The Indian Rupee (INR) remains steady against the US Dollar (USD) on Monday, after registering losses in the previous session. The USD/INR pair hovers around 88.70 during the Asian hours, with the Reserve Bank of India’s (RBI) frequent interventions preventing the INR from breaching its record low of 88.87, last seen on September 24.
Traders will be watching the annual India Consumer Price Index (CPI) data for September later in the day. The Indian Rupee could face pressure as September’s inflation is expected to ease to 1.7%, below the RBI’s 2–6% target, fueling expectations of rate cuts.
The INR gained ground in the previous session due to optimism surrounding India-US trade talks and steady foreign institutional inflows, as FIIs have been purchasing Indian equities in the cash segment since October 7.
USD/INR stays muted at 88.70 during the Asian hours on Monday, with technical analysis suggesting bullish bias as the pair remains within the ascending channel pattern. Additionally, the 14-day Relative Strength Index (RSI) remains above the 50 level, strengthening the bullish bias.
The USD/INR pair may target the initial resistance at the all-time high of 88.87. A break above this level would support the pair to explore the region around the upper boundary of the ascending channel around 89.50.
On the downside, the USD/INR is testing the immediate support at the nine-day Exponential Moving Average (EMA) of 88.70. A break below this level would weaken the short-term price momentum and prompt the pair to test the ascending channel’s lower boundary, aligned with the monthly low of 88.51, which was recorded on October 10.
The Indian Rupee (INR) is one of the most sensitive currencies to external factors. The price of Crude Oil (the country is highly dependent on imported Oil), the value of the US Dollar – most trade is conducted in USD – and the level of foreign investment, are all influential. Direct intervention by the Reserve Bank of India (RBI) in FX markets to keep the exchange rate stable, as well as the level of interest rates set by the RBI, are further major influencing factors on the Rupee.

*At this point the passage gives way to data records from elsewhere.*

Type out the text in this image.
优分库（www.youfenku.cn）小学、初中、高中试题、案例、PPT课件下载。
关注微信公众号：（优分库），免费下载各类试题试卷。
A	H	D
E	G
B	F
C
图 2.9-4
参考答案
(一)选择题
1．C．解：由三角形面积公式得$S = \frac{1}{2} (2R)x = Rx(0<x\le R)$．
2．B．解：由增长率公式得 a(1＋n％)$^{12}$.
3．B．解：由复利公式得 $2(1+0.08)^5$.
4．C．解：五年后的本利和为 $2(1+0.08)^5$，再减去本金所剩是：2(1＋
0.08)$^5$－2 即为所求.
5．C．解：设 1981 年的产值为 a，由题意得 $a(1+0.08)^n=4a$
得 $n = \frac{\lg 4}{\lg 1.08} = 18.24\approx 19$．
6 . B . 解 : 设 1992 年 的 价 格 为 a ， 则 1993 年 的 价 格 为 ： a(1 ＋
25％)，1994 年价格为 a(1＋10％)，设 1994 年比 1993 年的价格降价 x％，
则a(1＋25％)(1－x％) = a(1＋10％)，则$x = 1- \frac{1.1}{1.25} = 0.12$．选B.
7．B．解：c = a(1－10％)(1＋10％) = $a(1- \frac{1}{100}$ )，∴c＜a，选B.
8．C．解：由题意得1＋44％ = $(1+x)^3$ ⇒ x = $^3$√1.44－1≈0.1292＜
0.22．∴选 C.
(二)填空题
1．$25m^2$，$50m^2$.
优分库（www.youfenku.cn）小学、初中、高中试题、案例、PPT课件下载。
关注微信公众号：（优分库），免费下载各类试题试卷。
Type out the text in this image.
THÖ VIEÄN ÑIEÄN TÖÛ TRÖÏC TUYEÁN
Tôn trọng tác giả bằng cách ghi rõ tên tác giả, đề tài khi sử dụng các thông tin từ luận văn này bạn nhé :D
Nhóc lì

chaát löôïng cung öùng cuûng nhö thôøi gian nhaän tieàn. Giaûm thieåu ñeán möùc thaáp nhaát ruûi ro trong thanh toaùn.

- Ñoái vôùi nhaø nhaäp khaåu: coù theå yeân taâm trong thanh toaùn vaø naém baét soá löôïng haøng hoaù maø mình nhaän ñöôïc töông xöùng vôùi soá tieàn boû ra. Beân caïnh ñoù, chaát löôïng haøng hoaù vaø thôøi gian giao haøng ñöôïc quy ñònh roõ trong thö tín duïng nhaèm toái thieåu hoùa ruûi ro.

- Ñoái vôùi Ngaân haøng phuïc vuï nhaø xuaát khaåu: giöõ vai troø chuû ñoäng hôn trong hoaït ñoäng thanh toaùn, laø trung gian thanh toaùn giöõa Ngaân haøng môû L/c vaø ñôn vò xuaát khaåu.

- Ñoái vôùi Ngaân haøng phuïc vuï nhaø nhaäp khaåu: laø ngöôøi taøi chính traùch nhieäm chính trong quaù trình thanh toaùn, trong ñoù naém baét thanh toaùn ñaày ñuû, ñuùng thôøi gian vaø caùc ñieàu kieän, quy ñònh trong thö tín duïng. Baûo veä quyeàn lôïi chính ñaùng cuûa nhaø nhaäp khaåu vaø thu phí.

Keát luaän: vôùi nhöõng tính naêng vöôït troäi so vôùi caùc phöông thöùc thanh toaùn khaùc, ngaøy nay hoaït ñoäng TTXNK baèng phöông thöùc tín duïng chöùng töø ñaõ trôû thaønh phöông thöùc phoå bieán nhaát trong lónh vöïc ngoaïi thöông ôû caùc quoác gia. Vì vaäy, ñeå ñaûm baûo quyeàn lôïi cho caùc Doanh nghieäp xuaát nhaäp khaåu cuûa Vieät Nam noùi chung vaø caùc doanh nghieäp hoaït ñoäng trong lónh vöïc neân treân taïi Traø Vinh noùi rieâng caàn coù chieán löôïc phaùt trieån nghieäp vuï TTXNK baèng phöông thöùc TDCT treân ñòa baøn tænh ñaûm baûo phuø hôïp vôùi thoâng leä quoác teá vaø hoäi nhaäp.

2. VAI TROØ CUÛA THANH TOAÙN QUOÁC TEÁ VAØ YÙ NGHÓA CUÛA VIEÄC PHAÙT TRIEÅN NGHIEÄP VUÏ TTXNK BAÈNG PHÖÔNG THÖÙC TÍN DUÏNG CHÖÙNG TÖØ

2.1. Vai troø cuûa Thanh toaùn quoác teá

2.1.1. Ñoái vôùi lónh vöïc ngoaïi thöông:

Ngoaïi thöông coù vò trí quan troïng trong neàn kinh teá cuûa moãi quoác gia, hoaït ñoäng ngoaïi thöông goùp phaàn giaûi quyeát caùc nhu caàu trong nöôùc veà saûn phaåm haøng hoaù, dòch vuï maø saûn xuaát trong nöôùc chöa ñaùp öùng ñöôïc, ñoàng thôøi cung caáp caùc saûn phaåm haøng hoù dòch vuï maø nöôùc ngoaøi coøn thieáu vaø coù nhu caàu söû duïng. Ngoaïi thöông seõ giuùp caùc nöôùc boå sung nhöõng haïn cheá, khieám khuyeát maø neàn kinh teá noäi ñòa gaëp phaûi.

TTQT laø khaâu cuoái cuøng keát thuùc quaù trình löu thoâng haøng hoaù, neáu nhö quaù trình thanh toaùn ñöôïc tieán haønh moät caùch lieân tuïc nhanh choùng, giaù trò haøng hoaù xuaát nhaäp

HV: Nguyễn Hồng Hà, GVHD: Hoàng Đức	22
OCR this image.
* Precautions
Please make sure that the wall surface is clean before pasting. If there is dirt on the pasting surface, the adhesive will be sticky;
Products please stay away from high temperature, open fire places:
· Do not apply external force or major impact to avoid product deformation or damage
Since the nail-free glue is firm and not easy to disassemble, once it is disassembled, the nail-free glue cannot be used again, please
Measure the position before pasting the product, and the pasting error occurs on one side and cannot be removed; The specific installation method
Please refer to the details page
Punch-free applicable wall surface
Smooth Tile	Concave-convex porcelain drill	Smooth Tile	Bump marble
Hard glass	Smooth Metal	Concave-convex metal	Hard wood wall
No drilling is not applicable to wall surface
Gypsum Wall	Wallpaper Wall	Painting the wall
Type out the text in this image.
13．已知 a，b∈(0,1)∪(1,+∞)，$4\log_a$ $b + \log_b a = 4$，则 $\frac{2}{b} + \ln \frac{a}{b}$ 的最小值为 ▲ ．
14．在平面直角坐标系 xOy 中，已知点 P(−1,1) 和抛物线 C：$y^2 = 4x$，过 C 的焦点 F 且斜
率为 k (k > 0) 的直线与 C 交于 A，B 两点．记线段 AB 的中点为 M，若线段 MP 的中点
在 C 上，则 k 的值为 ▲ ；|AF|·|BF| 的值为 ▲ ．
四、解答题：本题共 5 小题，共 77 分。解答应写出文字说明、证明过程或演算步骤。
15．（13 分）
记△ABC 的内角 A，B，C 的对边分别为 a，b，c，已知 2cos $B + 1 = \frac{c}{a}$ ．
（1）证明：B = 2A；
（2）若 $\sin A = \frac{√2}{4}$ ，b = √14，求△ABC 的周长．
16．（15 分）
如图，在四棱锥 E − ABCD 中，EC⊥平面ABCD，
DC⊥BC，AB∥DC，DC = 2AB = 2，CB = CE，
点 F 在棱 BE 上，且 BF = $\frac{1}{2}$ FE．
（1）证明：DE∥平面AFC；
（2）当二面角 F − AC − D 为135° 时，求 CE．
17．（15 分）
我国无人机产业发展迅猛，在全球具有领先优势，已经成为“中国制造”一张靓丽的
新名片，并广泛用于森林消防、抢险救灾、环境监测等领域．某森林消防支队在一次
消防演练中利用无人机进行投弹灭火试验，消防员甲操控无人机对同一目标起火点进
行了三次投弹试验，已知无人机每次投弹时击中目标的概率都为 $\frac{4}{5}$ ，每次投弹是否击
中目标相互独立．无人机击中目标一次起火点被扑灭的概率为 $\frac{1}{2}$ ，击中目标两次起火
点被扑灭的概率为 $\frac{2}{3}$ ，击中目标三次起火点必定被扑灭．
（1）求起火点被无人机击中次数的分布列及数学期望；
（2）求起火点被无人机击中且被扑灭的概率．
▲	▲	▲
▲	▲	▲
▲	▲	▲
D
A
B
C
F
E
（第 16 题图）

The Reserve Bank of India (RBI) actively intervenes in forex markets to maintain a stable exchange rate, to help facilitate trade. In addition, the RBI tries to maintain the inflation rate at its 4% target by adjusting interest rates. Higher interest rates usually strengthen the Rupee. This is due to the role of the ‘carry trade’ in which investors borrow in countries with lower interest rates so as to place their money in countries’ offering relatively higher interest rates and profit from the difference.
Macroeconomic factors that influence the value of the Rupee include inflation, interest rates, the economic growth rate (GDP), the balance of trade, and inflows from foreign investment. A higher growth rate can lead to more overseas investment, pushing up demand for the Rupee. A less negative balance of trade will eventually lead to a stronger Rupee. Higher interest rates, especially real rates (interest rates less inflation) are also positive for the Rupee. A risk-on environment can lead to greater inflows of Foreign Direct and Indirect Investment (FDI and FII), which also benefit the Rupee.
Higher inflation, particularly, if it is comparatively higher than India’s peers, is generally negative for the currency as it reflects devaluation through oversupply. Inflation also increases the cost of exports, leading to more Rupees being sold to purchase foreign imports, which is Rupee-negative. At the same time, higher inflation usually leads to the Reserve Bank of India (RBI) raising interest rates and this can be positive for the Rupee, due to increased demand from international investors. The opposite effect is true of lower inflation.